The consequence of such an error is not limited to a single incorrect statement from a podium. If a senior decision-maker concludes—based on this image—that the opposing side is on the verge of collapse, riskier options begin to appear rational: maximum pressure with the expectation of rapid breakdown, or even limited military action on the assumption of no effective response. At this point, a flawed narrative can translate into a costly strategic decision—one whose impact is not merely bilateral, but capable of affecting regional and international order.

In this context, Israel’s role in this narrative chain cannot be reduced to mere political positioning. Israeli officials, including Benjamin Netanyahu, have repeatedly spoken openly of “narrative-building” and “media operations” as components of power and national security.

Over recent years, a network of lobbying groups, research centers, media projects, and analysts close to Israel’s security discourse has consistently focused on highlighting the Iranian threat and the necessity of maximum pressure. The temporal and substantive overlap between this current and the output of some influential Washington think tanks suggests that we are not dealing with a set of scattered actors, but with a synergistic narrative-producing ecosystem. Within such a framework, it is plausible that some of the exaggerated or directional data entering the analytical cycle—and eventually the decision-making packages—are generated and reinforced within this network, ultimately shaping Trump’s perception of realities on the ground in Iran.
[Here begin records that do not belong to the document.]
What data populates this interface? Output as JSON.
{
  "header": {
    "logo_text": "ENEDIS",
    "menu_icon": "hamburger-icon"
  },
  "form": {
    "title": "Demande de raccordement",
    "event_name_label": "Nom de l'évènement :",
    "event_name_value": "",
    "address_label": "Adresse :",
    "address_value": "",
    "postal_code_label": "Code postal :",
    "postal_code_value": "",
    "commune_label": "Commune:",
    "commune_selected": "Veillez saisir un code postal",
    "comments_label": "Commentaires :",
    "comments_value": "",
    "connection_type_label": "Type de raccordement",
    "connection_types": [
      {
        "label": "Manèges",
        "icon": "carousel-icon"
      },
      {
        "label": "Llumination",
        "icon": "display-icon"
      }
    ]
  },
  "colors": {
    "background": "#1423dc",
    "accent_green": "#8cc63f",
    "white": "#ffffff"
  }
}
The key question, then, is this: what does the data flow map look like? Who produces the initial data? Who interprets it? Which media outlets lend it credibility? And how does it reach the president’s ear? Once this map is drawn, it becomes clear that some misleading narratives are not the result of random error, but the product of a narrative-making ecosystem—one capable of surrounding the decision-maker’s mind and altering the course of major decisions.